Comment inscris-tu Le Château dans l’univers de la BD ? Comment traites-tu le récit et l’image ?

Ce n’est pas moi qui l’inscris, ce sera le lecteur. Pour ma part, je suis plutôt intéressé par les aspects interdisciplinaires de la création. Je n’ai jamais songé à mon travail en le rapportant à la bande dessinée en particulier ni à aucune autre forme. La bande dessinée est une forme pratique qui ne nécessite pas d’âpres négociations avec un producteur. J’ai utilisé le code de la bande dessinée par commodité. Il est suffisamment contraignant pour qu’on puisse s’y ébattre en toute liberté. Si on lui obéit, on peut faire ce qu’on veut. J’ai tenté d’exploiter cette contrainte formelle pour injecter une non-forme. Car jamais ou rarement le souci de la construction ne s’est imposé à moi. J’ai dessiné ce livre comme un promeneur qui se perd dans un paysage inconnu. Je ne savais pas où j’allais, je ne le savais pas plus que le personnage ne le savait. N’importe quoi peut se passer et le résultat est toujours identique, le sujet fait du surplace. J’ai traité de la même manière l’image. Je n’ai jamais cherché à bien dessiner, chaque planche était une espèce de performance physique. Que le résultat de ces performances soit lisible et parfois agréable à l’œil, je m’en étonne encore. En quelque sorte, je n’ai pas traité le récit ni l’image. Traiter est trop volontariste comme expression.

En effet il n’y a ni case, ni bulle dans Le Château !
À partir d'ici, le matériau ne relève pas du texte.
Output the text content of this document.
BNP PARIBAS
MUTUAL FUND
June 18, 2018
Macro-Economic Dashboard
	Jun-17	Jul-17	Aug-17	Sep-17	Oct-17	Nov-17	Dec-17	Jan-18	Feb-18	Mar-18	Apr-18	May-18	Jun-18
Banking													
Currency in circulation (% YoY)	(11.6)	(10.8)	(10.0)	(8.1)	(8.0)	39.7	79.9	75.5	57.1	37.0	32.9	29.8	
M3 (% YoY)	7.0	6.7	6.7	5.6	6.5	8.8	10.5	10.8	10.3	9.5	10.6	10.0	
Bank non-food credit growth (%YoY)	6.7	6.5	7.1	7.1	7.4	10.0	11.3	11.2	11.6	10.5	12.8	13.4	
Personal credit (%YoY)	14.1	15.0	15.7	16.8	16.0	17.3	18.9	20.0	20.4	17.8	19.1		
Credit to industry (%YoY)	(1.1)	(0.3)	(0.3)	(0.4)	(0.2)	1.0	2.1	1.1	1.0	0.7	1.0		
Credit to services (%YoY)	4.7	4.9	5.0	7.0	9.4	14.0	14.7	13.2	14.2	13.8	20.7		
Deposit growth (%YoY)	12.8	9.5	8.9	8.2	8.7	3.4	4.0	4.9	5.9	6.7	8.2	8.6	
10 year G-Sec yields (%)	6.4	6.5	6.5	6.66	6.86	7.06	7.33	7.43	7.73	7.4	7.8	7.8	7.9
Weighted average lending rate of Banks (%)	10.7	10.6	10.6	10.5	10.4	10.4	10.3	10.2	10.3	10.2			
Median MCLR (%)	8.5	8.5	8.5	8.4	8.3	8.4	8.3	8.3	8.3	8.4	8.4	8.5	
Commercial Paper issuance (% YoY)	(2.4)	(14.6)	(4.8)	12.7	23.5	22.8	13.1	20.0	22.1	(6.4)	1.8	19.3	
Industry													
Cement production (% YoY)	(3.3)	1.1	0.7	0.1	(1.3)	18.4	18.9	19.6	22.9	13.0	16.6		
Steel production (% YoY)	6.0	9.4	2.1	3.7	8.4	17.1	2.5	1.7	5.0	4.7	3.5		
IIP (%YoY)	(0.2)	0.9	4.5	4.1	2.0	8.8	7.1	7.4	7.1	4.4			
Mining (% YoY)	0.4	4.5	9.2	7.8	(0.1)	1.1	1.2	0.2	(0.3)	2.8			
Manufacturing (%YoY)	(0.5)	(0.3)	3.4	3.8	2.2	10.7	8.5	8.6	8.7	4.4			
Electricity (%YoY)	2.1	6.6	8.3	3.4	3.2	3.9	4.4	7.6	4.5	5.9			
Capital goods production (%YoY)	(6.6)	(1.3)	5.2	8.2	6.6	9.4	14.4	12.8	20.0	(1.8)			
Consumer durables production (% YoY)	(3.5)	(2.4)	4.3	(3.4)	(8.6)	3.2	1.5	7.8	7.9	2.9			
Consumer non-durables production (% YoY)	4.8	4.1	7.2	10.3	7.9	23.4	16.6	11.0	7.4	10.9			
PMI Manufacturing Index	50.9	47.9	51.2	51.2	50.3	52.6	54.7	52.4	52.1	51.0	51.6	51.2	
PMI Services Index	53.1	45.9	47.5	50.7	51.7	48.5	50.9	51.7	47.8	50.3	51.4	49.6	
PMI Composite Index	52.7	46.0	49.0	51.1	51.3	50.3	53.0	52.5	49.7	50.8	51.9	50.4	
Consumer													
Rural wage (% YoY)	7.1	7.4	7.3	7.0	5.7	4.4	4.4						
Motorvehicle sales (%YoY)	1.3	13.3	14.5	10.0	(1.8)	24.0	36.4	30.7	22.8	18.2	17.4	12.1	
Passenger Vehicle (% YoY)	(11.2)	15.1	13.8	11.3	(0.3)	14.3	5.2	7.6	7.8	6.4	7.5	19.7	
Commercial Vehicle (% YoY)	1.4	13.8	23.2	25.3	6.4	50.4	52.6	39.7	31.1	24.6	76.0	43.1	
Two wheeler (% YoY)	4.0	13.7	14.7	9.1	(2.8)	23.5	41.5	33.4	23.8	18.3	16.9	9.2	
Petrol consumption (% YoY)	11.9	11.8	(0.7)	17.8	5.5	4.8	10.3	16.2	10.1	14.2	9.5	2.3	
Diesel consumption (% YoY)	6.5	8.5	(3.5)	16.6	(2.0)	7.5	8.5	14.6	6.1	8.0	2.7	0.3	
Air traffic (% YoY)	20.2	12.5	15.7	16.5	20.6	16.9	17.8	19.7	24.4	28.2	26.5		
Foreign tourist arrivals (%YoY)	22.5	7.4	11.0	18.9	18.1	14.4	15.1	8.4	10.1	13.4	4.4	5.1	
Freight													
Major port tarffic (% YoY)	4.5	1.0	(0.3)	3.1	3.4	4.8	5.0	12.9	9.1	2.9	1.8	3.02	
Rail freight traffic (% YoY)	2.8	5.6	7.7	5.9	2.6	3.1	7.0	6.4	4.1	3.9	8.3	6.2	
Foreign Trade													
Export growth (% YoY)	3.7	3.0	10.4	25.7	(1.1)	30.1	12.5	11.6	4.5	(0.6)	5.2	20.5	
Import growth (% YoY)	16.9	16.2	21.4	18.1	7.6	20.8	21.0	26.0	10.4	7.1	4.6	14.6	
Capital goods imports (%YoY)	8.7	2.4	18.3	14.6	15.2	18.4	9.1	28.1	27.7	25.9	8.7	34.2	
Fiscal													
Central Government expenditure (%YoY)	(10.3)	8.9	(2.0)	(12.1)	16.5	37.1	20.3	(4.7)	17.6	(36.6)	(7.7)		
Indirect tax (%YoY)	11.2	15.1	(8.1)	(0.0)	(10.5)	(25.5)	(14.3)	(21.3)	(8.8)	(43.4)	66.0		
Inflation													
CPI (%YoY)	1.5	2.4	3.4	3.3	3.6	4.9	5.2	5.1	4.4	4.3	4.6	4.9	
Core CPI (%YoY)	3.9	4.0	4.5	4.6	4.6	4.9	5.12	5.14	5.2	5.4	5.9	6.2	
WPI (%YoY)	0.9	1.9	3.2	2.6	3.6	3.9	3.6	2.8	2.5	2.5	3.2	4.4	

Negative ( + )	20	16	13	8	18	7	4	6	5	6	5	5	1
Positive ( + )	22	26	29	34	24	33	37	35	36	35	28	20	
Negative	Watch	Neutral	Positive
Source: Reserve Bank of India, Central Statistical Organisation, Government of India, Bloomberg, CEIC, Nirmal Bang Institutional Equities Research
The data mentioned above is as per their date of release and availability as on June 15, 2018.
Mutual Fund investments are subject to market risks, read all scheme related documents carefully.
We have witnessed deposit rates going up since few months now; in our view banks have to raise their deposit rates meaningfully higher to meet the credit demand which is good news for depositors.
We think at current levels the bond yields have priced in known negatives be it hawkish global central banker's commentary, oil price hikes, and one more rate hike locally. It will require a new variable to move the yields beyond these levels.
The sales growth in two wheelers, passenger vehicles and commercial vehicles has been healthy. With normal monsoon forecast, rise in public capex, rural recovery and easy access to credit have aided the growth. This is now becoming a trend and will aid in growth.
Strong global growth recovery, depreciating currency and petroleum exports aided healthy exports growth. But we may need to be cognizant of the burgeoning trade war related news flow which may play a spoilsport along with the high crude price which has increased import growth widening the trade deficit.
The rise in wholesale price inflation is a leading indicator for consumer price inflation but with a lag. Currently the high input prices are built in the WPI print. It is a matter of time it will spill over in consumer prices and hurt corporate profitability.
N’exagérons pas ! Il y a bien des cases. De bulles point, mais la bulle, ou phylactère ne sont pas des constituants essentiels au medium. Les mots n’ont pas besoin d’être enfermés dans une bulle, ils sont des personnages tout autant que les autres « personnages ».

Des projets futurs ?

Oui, je travaille en ce moment sur deux projets qui me tiennent très à cœur. D’une part, il s’agit de ce livre sur Ammons qui a pour titre Ithaca. Le poète travaillait à l’université de Cornell à Ithaca. J’ai composé une première approche qui rassemble des traductions, des dessins, des poèmes et des fragments d’un journal que je tiens. Ithaca est un livre préparatoire à un séjour à Cornell qui devrait durer au moins un an. Un second volume d’Ithaca devrait naître de ce voyage. Je viens aussi de recommencer un livre avec Léon Robel (un poète et traducteur russisant), Nikolaï Dronikov (un peintre russe exilé à Paris) et Bernard Babette (un ami photographe), sur l’exil et la vie conçue comme une œuvre d’art. J’espère en tirer un nouvau récit gravé. J’ai déjà quelques séquences sous forme de scénario. Bref, j’ai du travail pour au moins deux à trois ans.